University Admin are set to unveil an audacious attempt to solve next year’s accommodation headache by tapping into the recent trend in York to squat. The last month has seen the setting up of the Peace hotel in York designed to highlight the large number of abandoned buildings in the York area.
Now campus chiefs have seen a way out of their present malaise, brought about by their inability to count how many students are at the university and how many rooms there are. The plan is simple. Upon arriving at university on the first day of next term a few hundred of the University’s less prosperous students, unable to afford a room in one of the "traditional" colleges, will be faced with the challenge of finding a suitable squat. As a gesture of good will the University will equip all wannabe rent dodgers with bolt cutters, ladders and a collection of transfer tattoos in order to help them get along with their new neighbours. With so many empty buildings it will be a doddle finding somewhere to kip.
The prospect of students living in filthy drug dens with no running water or electricity has raised mild suspicion in the SU. However admin defended their plans – " To be honest this is only an extension of differentiated rents. If students can’t afford to live in Alcuin then fuck ‘em they shouldn’t be at university. Anyway these people will deserve it if they can’t afford a room with a en-suite bathroom."
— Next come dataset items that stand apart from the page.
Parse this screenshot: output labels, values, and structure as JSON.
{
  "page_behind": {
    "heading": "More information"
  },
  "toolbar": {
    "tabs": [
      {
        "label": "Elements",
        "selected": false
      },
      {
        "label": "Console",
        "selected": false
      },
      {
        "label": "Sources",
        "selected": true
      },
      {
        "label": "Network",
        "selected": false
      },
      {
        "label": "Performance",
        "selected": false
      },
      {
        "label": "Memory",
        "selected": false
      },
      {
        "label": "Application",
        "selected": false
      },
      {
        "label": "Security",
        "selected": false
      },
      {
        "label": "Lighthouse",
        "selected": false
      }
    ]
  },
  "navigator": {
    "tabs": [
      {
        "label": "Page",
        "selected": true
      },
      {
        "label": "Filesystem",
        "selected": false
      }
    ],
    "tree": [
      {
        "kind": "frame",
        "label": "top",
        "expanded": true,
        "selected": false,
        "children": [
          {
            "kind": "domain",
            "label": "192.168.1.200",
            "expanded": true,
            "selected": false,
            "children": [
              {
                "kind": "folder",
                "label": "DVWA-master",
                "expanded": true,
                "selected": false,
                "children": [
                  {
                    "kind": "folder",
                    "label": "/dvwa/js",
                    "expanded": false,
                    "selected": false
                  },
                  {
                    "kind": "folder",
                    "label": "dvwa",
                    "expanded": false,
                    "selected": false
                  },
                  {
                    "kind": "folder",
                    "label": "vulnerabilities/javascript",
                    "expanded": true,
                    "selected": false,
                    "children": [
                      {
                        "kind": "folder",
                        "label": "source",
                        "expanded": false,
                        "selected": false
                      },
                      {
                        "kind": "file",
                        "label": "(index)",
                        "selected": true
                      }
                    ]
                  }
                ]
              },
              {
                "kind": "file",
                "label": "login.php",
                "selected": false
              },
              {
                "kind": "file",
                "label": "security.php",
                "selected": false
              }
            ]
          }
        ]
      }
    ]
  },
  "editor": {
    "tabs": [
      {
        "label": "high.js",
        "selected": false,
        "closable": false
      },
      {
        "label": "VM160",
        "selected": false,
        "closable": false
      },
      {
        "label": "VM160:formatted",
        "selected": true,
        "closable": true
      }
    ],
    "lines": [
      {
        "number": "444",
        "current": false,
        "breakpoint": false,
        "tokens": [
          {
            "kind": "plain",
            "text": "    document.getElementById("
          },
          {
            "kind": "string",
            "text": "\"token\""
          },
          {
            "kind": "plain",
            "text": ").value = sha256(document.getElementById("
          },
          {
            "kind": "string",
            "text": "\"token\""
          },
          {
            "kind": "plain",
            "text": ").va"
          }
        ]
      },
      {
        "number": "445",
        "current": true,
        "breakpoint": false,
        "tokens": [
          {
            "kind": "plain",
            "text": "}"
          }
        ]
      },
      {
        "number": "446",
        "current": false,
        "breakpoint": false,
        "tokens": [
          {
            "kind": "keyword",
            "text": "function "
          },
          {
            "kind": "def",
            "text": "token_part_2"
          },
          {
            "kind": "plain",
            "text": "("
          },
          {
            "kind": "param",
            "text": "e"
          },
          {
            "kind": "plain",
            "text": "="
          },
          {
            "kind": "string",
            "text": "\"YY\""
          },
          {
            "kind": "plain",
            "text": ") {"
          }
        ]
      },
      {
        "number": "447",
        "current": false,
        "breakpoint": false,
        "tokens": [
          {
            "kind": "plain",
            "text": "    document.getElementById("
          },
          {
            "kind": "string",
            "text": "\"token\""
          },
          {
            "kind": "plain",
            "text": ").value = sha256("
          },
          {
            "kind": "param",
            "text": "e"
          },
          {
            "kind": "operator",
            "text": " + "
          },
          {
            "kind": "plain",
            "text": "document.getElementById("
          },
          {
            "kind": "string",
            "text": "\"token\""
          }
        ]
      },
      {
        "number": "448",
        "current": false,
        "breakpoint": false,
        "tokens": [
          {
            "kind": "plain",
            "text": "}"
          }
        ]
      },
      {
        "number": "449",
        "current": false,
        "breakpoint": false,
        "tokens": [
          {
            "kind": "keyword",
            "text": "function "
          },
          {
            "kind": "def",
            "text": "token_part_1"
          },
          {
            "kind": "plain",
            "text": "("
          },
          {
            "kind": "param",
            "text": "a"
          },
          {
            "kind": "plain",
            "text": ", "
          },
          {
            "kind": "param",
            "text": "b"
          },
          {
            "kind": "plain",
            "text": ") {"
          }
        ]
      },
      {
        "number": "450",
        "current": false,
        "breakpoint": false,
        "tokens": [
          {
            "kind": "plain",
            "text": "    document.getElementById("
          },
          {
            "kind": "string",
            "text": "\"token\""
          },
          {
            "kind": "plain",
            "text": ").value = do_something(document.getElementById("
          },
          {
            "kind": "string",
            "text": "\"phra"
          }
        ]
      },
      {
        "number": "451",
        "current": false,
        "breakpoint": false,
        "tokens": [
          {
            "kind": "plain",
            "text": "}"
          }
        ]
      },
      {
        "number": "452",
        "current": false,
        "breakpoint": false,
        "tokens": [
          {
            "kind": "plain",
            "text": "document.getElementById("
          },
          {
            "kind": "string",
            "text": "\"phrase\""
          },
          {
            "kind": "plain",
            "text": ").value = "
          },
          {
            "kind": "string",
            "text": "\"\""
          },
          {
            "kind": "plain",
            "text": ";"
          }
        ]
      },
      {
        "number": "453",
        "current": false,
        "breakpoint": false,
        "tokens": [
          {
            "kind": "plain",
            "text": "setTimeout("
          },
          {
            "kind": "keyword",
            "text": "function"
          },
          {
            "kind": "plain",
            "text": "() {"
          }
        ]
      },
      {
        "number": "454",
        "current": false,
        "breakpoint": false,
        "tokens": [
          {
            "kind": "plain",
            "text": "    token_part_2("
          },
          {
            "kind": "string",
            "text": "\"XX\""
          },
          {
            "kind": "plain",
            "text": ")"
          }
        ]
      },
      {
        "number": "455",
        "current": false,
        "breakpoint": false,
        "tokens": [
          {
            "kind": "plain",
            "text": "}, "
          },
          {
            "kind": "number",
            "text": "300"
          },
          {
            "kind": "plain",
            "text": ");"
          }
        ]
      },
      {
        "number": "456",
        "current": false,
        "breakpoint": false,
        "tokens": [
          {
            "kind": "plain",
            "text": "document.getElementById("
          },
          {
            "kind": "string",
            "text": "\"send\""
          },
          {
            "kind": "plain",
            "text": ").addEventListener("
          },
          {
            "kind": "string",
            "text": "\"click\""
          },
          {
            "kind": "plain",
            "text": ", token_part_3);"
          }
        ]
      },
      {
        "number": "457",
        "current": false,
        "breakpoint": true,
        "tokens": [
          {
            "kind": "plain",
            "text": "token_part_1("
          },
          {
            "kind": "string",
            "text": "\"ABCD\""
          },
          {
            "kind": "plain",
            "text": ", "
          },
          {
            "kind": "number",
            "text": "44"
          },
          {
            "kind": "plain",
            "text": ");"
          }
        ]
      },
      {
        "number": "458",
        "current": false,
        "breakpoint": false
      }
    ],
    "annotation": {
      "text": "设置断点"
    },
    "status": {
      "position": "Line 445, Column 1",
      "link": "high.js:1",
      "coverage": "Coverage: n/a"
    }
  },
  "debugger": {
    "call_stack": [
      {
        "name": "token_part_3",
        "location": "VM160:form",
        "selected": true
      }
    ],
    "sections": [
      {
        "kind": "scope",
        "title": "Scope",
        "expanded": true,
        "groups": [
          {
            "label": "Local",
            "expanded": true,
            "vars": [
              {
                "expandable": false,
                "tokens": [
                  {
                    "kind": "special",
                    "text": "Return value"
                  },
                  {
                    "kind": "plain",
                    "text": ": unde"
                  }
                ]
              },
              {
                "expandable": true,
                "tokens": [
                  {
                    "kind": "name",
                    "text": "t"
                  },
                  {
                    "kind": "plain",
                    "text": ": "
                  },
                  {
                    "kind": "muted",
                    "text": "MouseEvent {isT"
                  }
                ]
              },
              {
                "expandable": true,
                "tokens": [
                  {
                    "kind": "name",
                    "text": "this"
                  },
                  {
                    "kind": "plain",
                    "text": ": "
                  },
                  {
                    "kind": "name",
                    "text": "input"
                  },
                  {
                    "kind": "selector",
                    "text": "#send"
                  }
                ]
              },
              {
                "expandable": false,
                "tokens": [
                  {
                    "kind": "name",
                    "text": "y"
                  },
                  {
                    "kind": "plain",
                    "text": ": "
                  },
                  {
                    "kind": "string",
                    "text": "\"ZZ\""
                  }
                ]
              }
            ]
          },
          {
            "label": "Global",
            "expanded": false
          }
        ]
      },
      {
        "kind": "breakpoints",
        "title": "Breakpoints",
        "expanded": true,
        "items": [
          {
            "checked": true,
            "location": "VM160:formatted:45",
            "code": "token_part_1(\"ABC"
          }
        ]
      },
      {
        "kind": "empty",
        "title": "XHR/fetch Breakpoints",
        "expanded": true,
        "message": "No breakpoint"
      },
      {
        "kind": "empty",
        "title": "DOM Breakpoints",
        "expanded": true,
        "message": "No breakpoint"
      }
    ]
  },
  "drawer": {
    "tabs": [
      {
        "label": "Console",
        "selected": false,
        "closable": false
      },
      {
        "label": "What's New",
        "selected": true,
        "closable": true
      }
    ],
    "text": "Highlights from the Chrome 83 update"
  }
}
Given the rising cost of education it is believed that admin may solve future housing problems by allowing the development of a shanty town on the banks below the library and a caravan site on Vanburgh paradise. The hope is that York’s new accommodation plans will guarantee the right of everyone to receive a university education. However for students of less privilidged backgrounds the chances of developing pneumonia and a nasty Crack habit will be increased.